Nonparametric tests — Excel template

# Runs test
# Example data
vHT <- "HHTHTTTHHTHTTHHTHTHHTHTHHHTTHTHTHTTHHTTTTHHTHHTTHTHTTHTHHHT"

# Transforming into a vector of 0s and 1s
v01 <- 1*(unlist(strsplit(vHT, ""))=="H")

# Test
DescTools::RunsTest(v01)

## 
##  Runs Test for Randomness
## 
## data:  v01
## z = 1.8413, runs = 38, m = 29, n = 30, p-value = 0.06557
## alternative hypothesis: true number of runs is not equal the expected number

# Mann-Whitney test
# Data (example):
p1<-c(24, 25, 21, 22, 23, 18, 17, 28, 24, 27, 21, 23)
p2<-c(20, 23, 21, 25, 18, 17, 18, 24, 20, 24, 23, 19)

# Test
# with parameters: wilcox.test(p1, p2, correct=TRUE, exact=FALSE)
wilcox.test(p1, p2)

## 
##  Wilcoxon rank sum test with continuity correction
## 
## data:  p1 and p2
## W = 94, p-value = 0.2114
## alternative hypothesis: true location shift is not equal to 0

# Wilcoxon paired test
# Data (example):
p1<-c(24, 25, 21, 22, 23, 18, 17, 28, 24, 27, 21, 23)
p2<-c(20, 23, 21, 25, 18, 17, 18, 24, 20, 24, 23, 19)

# Test:
# parameters: wilcox.test(p2, p1, paired=TRUE, correct=FALSE, exact=FALSE, alternative="two.sided")
wilcox.test(p1, p2, paired=TRUE)

## 
##  Wilcoxon signed rank test with continuity correction
## 
## data:  p1 and p2
## V = 55.5, p-value = 0.04898
## alternative hypothesis: true location shift is not equal to 0

# Kruskal-Wallis test
# Data (example):
df<-data.frame(A = c(7,8,9,9,10,11), B = c(12,13,14,14,15,16))
df2 <- tidyr::gather(df)

# Test:
kruskal.test(value ~ key, data = df2)

## 
##  Kruskal-Wallis rank sum test
## 
## data:  value by key
## Kruskal-Wallis chi-squared = 8.3662, df = 1, p-value = 0.003823

import numpy as np
import pandas as pd
from scipy.stats import wilcoxon, kruskal, mannwhitneyu
from statsmodels.stats.proportion import proportions_ztest

# Runs test
# Example data
vHT = "HHTHTTTHHTHTTHHTHTHHTHTHHHTTHTHTHTTHHTTTTHHTHHTTHTHTTHTHHHT"

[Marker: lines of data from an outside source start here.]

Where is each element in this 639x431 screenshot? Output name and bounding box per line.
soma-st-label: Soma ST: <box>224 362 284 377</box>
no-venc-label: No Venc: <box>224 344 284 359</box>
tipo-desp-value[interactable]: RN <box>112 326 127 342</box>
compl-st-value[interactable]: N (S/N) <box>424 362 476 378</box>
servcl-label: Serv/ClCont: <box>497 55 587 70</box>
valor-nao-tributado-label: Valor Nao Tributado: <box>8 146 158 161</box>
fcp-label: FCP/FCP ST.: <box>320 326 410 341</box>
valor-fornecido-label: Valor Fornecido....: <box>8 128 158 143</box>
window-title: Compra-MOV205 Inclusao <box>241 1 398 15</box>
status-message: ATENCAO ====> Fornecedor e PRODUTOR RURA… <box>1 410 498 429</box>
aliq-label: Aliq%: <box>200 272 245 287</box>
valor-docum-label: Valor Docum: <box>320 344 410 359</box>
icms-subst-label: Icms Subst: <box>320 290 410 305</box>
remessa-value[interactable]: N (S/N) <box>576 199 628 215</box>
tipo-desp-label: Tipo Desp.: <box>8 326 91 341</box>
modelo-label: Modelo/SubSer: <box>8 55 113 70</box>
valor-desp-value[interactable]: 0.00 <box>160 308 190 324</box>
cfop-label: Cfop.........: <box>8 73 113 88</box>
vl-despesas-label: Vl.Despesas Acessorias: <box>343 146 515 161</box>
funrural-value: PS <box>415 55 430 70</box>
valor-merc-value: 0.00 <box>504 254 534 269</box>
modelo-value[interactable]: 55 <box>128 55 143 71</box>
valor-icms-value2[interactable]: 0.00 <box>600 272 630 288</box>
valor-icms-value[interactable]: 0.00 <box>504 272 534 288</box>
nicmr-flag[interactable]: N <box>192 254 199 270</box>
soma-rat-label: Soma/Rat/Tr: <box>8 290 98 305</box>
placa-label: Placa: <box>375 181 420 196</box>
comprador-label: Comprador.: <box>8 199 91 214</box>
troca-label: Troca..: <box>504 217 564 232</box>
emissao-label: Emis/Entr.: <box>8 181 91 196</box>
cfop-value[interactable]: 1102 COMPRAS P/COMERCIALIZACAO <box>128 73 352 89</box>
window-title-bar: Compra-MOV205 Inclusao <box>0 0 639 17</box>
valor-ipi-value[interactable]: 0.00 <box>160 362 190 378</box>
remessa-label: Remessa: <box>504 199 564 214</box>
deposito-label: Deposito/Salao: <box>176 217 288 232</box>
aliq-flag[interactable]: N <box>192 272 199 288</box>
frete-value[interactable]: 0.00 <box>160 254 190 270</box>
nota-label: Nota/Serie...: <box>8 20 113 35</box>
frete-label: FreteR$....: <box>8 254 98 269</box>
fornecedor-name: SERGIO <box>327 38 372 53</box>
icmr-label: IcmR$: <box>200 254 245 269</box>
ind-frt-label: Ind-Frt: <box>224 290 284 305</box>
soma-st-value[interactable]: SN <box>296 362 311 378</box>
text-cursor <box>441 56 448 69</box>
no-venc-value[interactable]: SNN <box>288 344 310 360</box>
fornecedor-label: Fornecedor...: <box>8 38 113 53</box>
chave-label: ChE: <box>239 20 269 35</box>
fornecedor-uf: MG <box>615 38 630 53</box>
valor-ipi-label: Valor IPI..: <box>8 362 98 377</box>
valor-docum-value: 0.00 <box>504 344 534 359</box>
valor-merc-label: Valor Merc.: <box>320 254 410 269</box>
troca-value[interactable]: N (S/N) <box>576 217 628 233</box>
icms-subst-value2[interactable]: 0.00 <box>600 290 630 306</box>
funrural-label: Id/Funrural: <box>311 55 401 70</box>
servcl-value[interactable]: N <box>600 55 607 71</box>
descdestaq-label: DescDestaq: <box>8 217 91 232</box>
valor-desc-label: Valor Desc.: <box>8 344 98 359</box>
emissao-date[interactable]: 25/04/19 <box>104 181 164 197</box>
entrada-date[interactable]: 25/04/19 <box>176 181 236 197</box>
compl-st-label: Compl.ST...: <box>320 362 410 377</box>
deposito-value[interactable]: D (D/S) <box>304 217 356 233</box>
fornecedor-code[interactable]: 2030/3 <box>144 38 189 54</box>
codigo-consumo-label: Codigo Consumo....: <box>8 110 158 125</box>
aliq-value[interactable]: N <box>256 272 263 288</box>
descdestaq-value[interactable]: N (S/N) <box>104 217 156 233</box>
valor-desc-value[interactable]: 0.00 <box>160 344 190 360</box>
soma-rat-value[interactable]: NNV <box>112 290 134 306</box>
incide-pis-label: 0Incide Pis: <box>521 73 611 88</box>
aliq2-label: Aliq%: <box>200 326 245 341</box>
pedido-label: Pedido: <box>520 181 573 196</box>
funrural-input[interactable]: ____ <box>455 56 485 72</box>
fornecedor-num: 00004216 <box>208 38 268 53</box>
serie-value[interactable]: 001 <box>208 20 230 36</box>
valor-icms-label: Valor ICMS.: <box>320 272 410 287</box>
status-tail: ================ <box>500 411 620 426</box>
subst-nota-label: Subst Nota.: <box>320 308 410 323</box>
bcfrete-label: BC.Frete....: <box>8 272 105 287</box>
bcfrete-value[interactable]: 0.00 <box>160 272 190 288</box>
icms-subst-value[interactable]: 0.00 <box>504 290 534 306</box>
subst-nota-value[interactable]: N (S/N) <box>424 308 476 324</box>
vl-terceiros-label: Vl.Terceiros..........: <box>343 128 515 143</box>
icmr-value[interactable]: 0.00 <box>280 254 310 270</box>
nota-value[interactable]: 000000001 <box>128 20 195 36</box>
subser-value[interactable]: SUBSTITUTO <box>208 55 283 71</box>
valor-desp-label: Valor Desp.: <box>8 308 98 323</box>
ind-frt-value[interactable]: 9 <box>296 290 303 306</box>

# Transforming into a vector of 0s and 1s
v01 = np.array([1 if char == 'H' else 0 for char in vHT])

# Calculations
def getRuns(l):
    import itertools
    # return len([sum(1 for _ in r) for _, r in itertools.groupby(l)])
    return sum(1 for _ in itertools.groupby(l))
r = getRuns(v01)
n = len(v01)
n1 = sum(v01)
n0 = n - n1
mu_r = (2 * n0 * n1 / n) + 1
sigma_r = np.sqrt((2 * n0 * n1 * (2 * n0 * n1 - n)) / (n ** 2 * (n - 1)))
z = (r-mu_r-np.sign(r-mu_r)/2)/sigma_r
p_value = 2 * (1 - norm.cdf(abs(z)))
print("z =", z, "p-value =", p_value)

## z = 1.8413274595803757 p-value = 0.0655735860394191

# Mann-Whitney test
# Data (example):
p1 = np.array([24, 25, 21, 22, 23, 18, 17, 28, 24, 27, 21, 23])
p2 = np.array([20, 23, 21, 25, 18, 17, 18, 24, 20, 24, 23, 19])

# Test
mannwhitneyu(p1, p2)

## MannwhitneyuResult(statistic=94.0, pvalue=0.21138945901258455)

# Wilcoxon paired test
# Data (example):
p1 = np.array([24, 25, 21, 22, 23, 18, 17, 28, 24, 27, 21, 23])
p2 = np.array([20, 23, 21, 25, 18, 17, 18, 24, 20, 24, 23, 19])

# Test
wilcoxon(p1, p2)

## WilcoxonResult(statistic=10.5, pvalue=0.044065400736826854)

# Kruskal-Wallis test
# Data (example):
df = pd.DataFrame({'A': [7, 8, 9, 9, 10, 11], 'B': [12, 13, 14, 14, 15, 16]})
df2 = df.melt()

# Test
kruskal(*[group["value"].values for name, group in df2.groupby("variable")])

## KruskalResult(statistic=8.366197183098597, pvalue=0.0038226470545864484)

20.6 Exercises

Exercise 20.1 A student group was given the task of creating a fictional sequence of 100 coin tosses (in Polish O/R, orzeł/reszka). A student, Julia, wrote down the following sequence:

OORORRROORORROOROROOROROOORRORORORROORRRROOROORRORORROROOORORROOORORORORROORRROORORROROOORORRROORORR

Using the runs test, determine whether the sequence prepared by Julia can be considered random.

Exercise 20.2 Use data from exercise 16.2 to conduct an appropriate nonparametric test.

Exercise 20.3 Use data from exercise 16.5 to conduct an appropriate nonparametric test.

Exercise 20.4 Use data from exercise 19.2 to conduct an appropriate nonparametric test.